In the model, MOS thus gradually reduces atmospheric CO2 and thereby also limits global warming with respect to the pre-industrial period (ΔSAT; Fig. 4); i.e., the temperature increase of 2.14 ∘C by the year 2100 is 0.38 ∘C lower than ΔSAT of Control_RCP 4.5 but is still missing the 2 ∘C target.

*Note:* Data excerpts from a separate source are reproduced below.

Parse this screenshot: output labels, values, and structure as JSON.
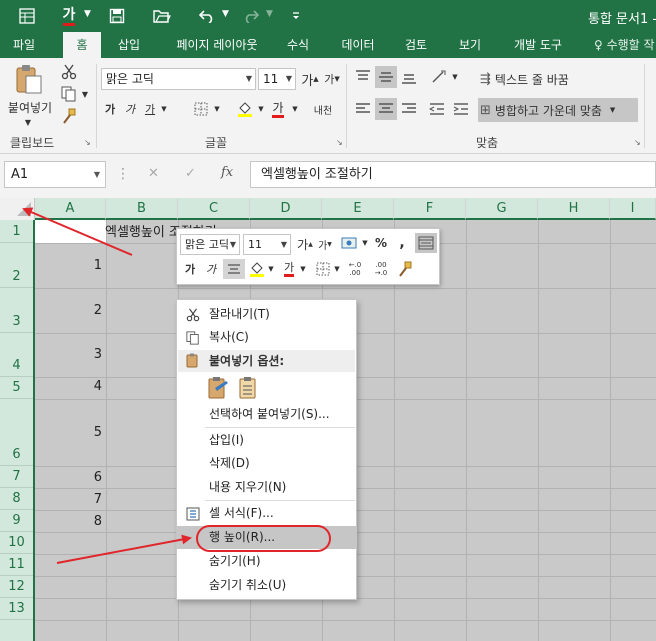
{
  "title_bar": {
    "doc_title": "통합 문서1 -",
    "font_color_glyph": "가",
    "icons": [
      "excel-icon",
      "font-color-icon",
      "save-icon",
      "open-icon",
      "undo-icon",
      "redo-icon",
      "customize-icon"
    ]
  },
  "ribbon_tabs": [
    "파일",
    "홈",
    "삽입",
    "페이지 레이아웃",
    "수식",
    "데이터",
    "검토",
    "보기",
    "개발 도구"
  ],
  "active_tab": "홈",
  "tell_me": "♀ 수행할 작",
  "ribbon": {
    "clipboard": {
      "label": "클립보드",
      "paste": "붙여넣기"
    },
    "font": {
      "label": "글꼴",
      "font_name": "맑은 고딕",
      "font_size": "11",
      "grow": "가",
      "shrink": "가",
      "bold": "가",
      "italic": "가",
      "underline": "가",
      "font_color": "가",
      "phonetic": "내천"
    },
    "alignment": {
      "label": "맞춤",
      "wrap_text": "텍스트 줄 바꿈",
      "merge_center": "병합하고 가운데 맞춤"
    }
  },
  "formula_bar": {
    "name_box": "A1",
    "cancel": "✕",
    "enter": "✓",
    "fx": "fx",
    "content": "엑셀행높이 조절하기"
  },
  "columns": [
    "A",
    "B",
    "C",
    "D",
    "E",
    "F",
    "G",
    "H",
    "I"
  ],
  "rows": [
    "1",
    "2",
    "3",
    "4",
    "5",
    "6",
    "7",
    "8",
    "9",
    "10",
    "11",
    "12",
    "13"
  ],
  "cells": {
    "B1": "엑셀행높이 조절하기",
    "A_values": [
      "1",
      "2",
      "3",
      "4",
      "5",
      "6",
      "7",
      "8"
    ]
  },
  "mini_toolbar": {
    "font_name": "맑은 고딕",
    "font_size": "11",
    "grow": "가",
    "shrink": "가",
    "percent": "%",
    "comma": ",",
    "bold": "가",
    "italic": "가",
    "font_color": "가",
    "inc_decimal": "←.0 .00",
    "dec_decimal": ".00 →.0"
  },
  "context_menu": {
    "cut": "잘라내기(T)",
    "copy": "복사(C)",
    "paste_options": "붙여넣기 옵션:",
    "paste_special": "선택하여 붙여넣기(S)...",
    "insert": "삽입(I)",
    "delete": "삭제(D)",
    "clear": "내용 지우기(N)",
    "format_cells": "셀 서식(F)...",
    "row_height": "행 높이(R)...",
    "hide": "숨기기(H)",
    "unhide": "숨기기 취소(U)"
  },
  "colors": {
    "excel_green": "#217346",
    "selection_header": "#d3e8dc",
    "selected_cells": "#c9c9c9",
    "annotation_red": "#e0252b",
    "highlight_yellow": "#ffff00",
    "font_red": "#e21b1b"
  }
}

When AU is deployed in conjunction with MOS, the CDR capacity and mitigation effects of MOS are enhanced (Figs. 4a, c, 5). By the end of year 2100, 446.8 Pg carbon is sequestered by MOS_AU, an increase of 39.5 % relative to normal MOS. Correspondingly, MOS_AU successfully achieves the 2 ∘C target of the Paris Agreement by maintaining a ΔSAT at 1.89 ∘C relative to pre-industrial (Fig. 4c and Table 5). As in the run without AU, essentially all of the carbon captured via MOS is stored in the ocean until the end of the 21st century (FR, Table 5).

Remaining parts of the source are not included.